Nel generale disinteresse dell’opinione pubblica internazionale si torna a combattere in Tigrè, regione dell’Etiopia che dall’autunno del 2020 ha spostato la propria battaglia per l’indipendenza dal campo politico a quello militare. Nei primi giorni di ottobre le truppe eritree – Asmara è alleata del governo federale etiope, vecchie ruggini di confine e tribali avvelenano i rapporti tra eritrei e tigrini – hanno lanciato una vera e propria offensiva nelle regioni occidentali del Tigrè, penetrando per circa cinquanta chilometri oltre il confine.
Stando alle poche notizie che arrivano dal Corno d’Africa il governo eritreo avrebbe proclamato la mobilitazione generale, chiamando alle armi tutti gli uomini abili sotto i 55 anni. All’attacco di inizio ottobre avrebbero preso parte anche truppe etiopi appositamente trasferite in Eritrea. L’offensiva eritrea da nord-ovest arriva dopo settimane di crescenti combattimenti.
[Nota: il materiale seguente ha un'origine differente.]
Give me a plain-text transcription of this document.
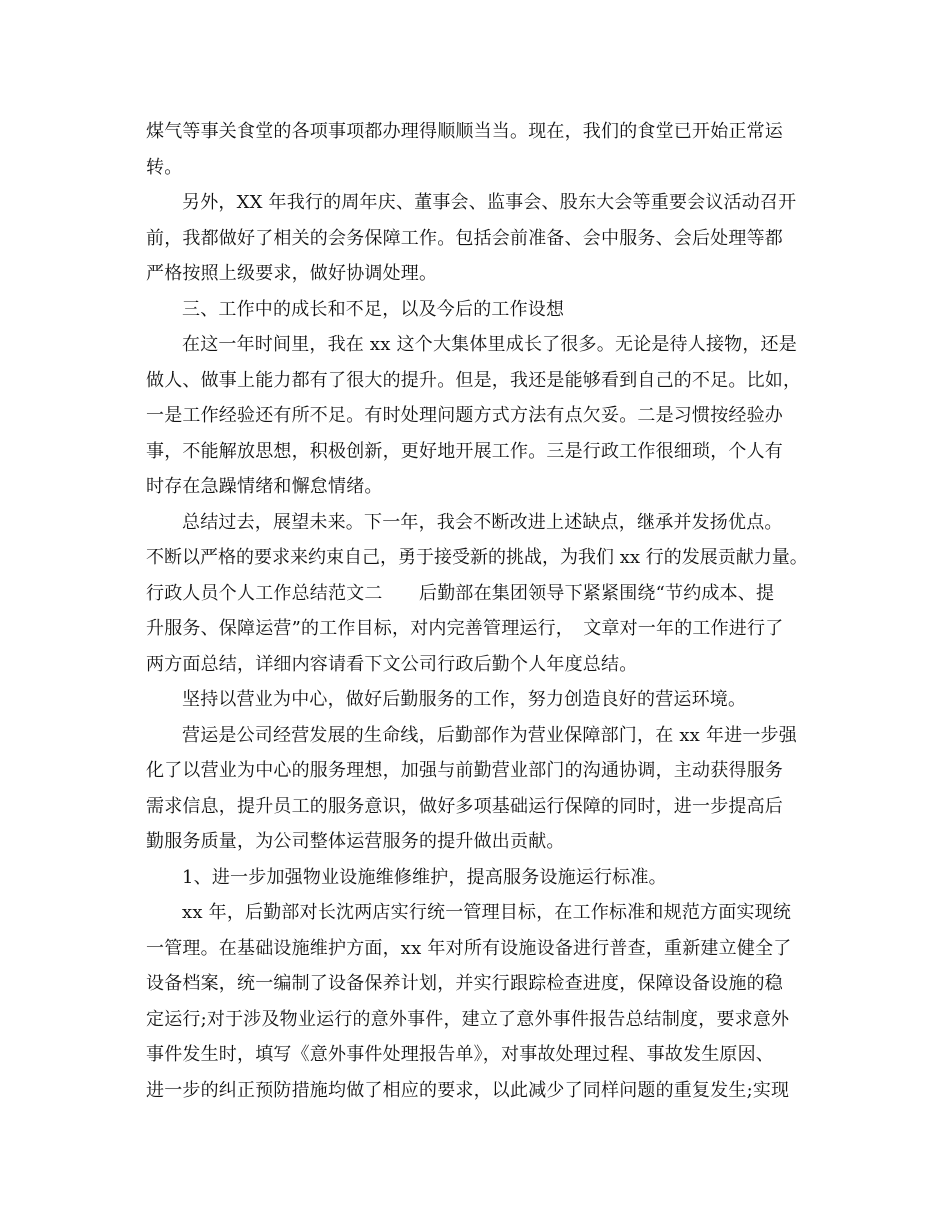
煤气等事关食堂的各项事项都办理得顺顺当当。现在，我们的食堂已开始正常运
转。
另外，XX 年我行的周年庆、董事会、监事会、股东大会等重要会议活动召开
前，我都做好了相关的会务保障工作。包括会前准备、会中服务、会后处理等都
严格按照上级要求，做好协调处理。
三、工作中的成长和不足，以及今后的工作设想
在这一年时间里，我在 xx 这个大集体里成长了很多。无论是待人接物，还是
做人、做事上能力都有了很大的提升。但是，我还是能够看到自己的不足。比如，
一是工作经验还有所不足。有时处理问题方式方法有点欠妥。二是习惯按经验办
事，不能解放思想，积极创新，更好地开展工作。三是行政工作很细琐，个人有
时存在急躁情绪和懈怠情绪。
总结过去，展望未来。下一年，我会不断改进上述缺点，继承并发扬优点。
不断以严格的要求来约束自己，勇于接受新的挑战，为我们 xx 行的发展贡献力量。
行政人员个人工作总结范文二　　后勤部在集团领导下紧紧围绕“节约成本、提
升服务、保障运营”的工作目标，对内完善管理运行，　文章对一年的工作进行了
两方面总结，详细内容请看下文公司行政后勤个人年度总结。
坚持以营业为中心，做好后勤服务的工作，努力创造良好的营运环境。
营运是公司经营发展的生命线，后勤部作为营业保障部门，在 xx 年进一步强
化了以营业为中心的服务理想，加强与前勤营业部门的沟通协调，主动获得服务
需求信息，提升员工的服务意识，做好多项基础运行保障的同时，进一步提高后
勤服务质量，为公司整体运营服务的提升做出贡献。
1、进一步加强物业设施维修维护，提高服务设施运行标准。
xx 年，后勤部对长沈两店实行统一管理目标，在工作标准和规范方面实现统
一管理。在基础设施维护方面，xx 年对所有设施设备进行普查，重新建立健全了
设备档案，统一编制了设备保养计划，并实行跟踪检查进度，保障设备设施的稳
定运行;对于涉及物业运行的意外事件，建立了意外事件报告总结制度，要求意外
事件发生时，填写《意外事件处理报告单》，对事故处理过程、事故发生原因、
进一步的纠正预防措施均做了相应的要求，以此减少了同样问题的重复发生;实现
La tregua – sempre fragile – che ha visto il tentativo di mediazione statunitense è definitivamente saltata ai primi di settembre, quando l’artiglieria e l’aviazione etiopi hanno duramente colpito diverse località del Tigrè, bersagliando in alcuni casi anche scuole e centri per i rifugiati.
A spingere per una soluzione militare della crisi il presidente etiope Abiy, convinto di poter piegare la resistenza tigrina anche grazie al potenziamento della propria forza aerea: Turchia, Cina ed Emirati Arabi, infatti, hanno rifornito Addis Abeba di droni armati contro cui i tigrini non hanno praticamente difesa. Già nello scorso mese di novembre, del resto, i droni giocarono un ruolo fondamentale nel bloccare l’offensiva tigrina giunta a minacciare la capitale etiope. A dispetto della schiacciante inferiorità nell’aria, le milizie tigrine restano tuttavia una forza temibile sul terreno: nel mese di settembre hanno inflitto una dura sconfitta all’esercito etiope nella città di Kobo, catturando un ricco bottino di armi.
Il conflitto in Tigrè ha già provocato circa 500mila morti tra la popolazione tigrina, colpita non solo dai bombardamenti, ma anche dalla carestia prodotta dal blocco cui la regione secessionista è stata sottoposta. Come tante altre guerre dimenticate del continente africano, quella che si sta combattendo nel Corno d’Africa non rientra nell’attenzione delle cancellerie europee, già solitamente poco attente all’Africa subsahariana ed ora alle prese con il conflitto in Ucraina.
Tra i più distratti c’è proprio Roma, ex potenza coloniale della regione che pure nel dopoguerra, con grande impegno ed abilità, era riuscita a mantenere per decenni solidi legami con le nazioni del Corno d’Africa. C’è poco da sorprendersi se l’Italia sia stata di fatto completamente soppiantata dalla Turchia nella regione.
Nella foto: L’area teatro dell’offensiva eritrea.